Le Journal de NOTRE EPOQUE

Journal béninois d’investigation, d’analyses et de publicité – Récépissé N° 953/MISPCL/DC/DAI/SCC du 27 mars 2007

USA  : COMMENT BIDEN S’EST PATIEMMENT CONSTRUIT EN ANTI-TRUMP

Le candidat démocrate à la Maison Blanche Joe Biden avant un discours lors d’un meeting en “drive-in” à Coconut Creek, en Floride, le 29 octobre 2020

Dès la campagne de la primaire démocrate, l’ancien vice-président de Barack Obama s’est affirmé comme étant le seul candidat apte à vaincre un président aussi clivant que Donald Trump.

Pour Joe Biden, la victoire de 2020 est aussi un rattrapage. Depuis l’élection de Donald Trump à la présidence des États-Unis en 2016, l’ancien vice-président de Barack Obama a toujours considéré qu’il aurait réussi là où Hillary Clinton a échoué. Par ses racines populaires, son positionnement modéré et son image de parlementaire rodé à la négociation partisane, Joe Biden estime qu’il aurait été le candidat idoine pour affronter le milliardaire populiste.
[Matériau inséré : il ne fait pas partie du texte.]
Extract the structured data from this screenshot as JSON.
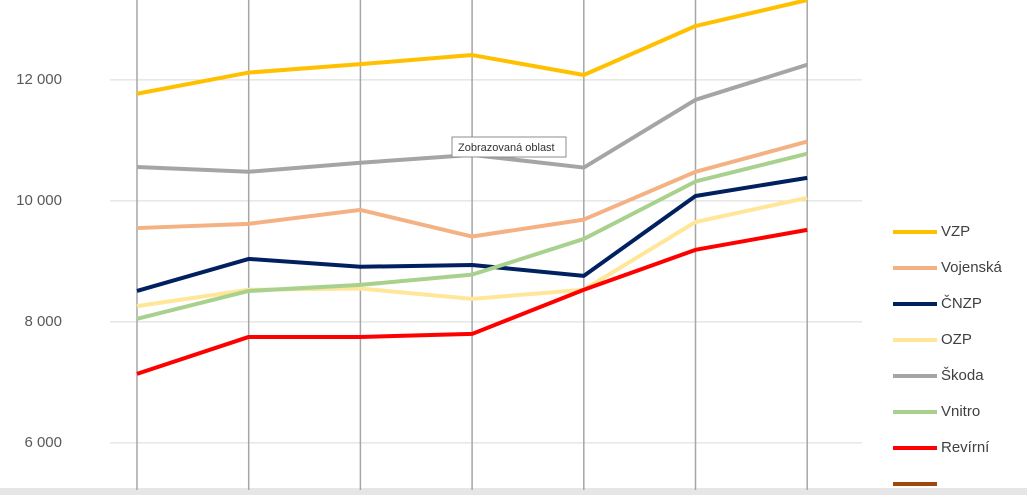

Il lui a fallu attendre quatre ans pour le démontrer.

Après s’être retiré de la vie politique sans disputer à Hillary Clinton la nomination par le Parti démocrate en 2016, l’ex-sénateur du Delaware est revenu dans l’arène pour la primaire suivante malgré son âge avancé. Et en se forgeant une image claire: celle de l’anti-Trump, quitte à paraître trop lisse aux yeux de ses concurrents, dont certains étaient persuadés qu’il fallait être tout aussi clivant que ne l’a été Donald Trump au cours de sa présidence.

Besoin d’apaisement

Joe Biden n’est pas un perdreau de l’année. Déjà candidat aux primaires démocrates de 1988 et 2008, il a toujours cultivé son centrisme et son goût du compromis politique. La mort de son fils Beau en 2015 était à la fois la raison derrière son envie de se porter candidat l’année suivante et celle qui explique pourquoi il a décidé de passer son tour.

Dès 2017 toutefois, alors que démarrait à peine le mandat de Donald Trump, l’entourage de Joe Biden a commencé à nourrir la rumeur de son retour. Avec cette idée phare qu’il serait le seul démocrate à pouvoir battre Donald Trump, contrairement à d’autres candidats progressistes plus marqués idéologiquement, tels Bernie Sanders ou Elizabeth Warren.

Tout au long de la campagne des primaires, l’équipe Biden a martelé ce message, certains des concurrents de l’ancien vice-président n’hésitant pas à lui renvoyer ses positions trop timorées, voire trop compatibles avec l’agenda républicain. Pour Bernie Sanders et Elizabeth Warren, il n’y avait pas de doute: face à Donald Trump, il fallait un adversaire musclé, qui promette de renverser la table. Aux yeux de Joe Biden, au contraire, les Américains attendaient quelqu’un capable avant tout d’apaiser un pays singulièrement bousculé par le locataire de la Maison Blanche.

Pas trop à gauche

Certains sondages appuyaient ce raisonnement. Le 4 novembre 2019, soit un an jour pour jour avant l’élection présidentielle de 2020, une enquête conduite pour le New York Times confirmait l’intuition du candidat modéré, le plaçant devant Donald Trump dans plus d’États-clés que Bernie Sanders ou Elizabeth Warren – notamment la Pennsylvanie, le Wisconsin et l’Arizona, où Joe Biden a fini par arriver en tête.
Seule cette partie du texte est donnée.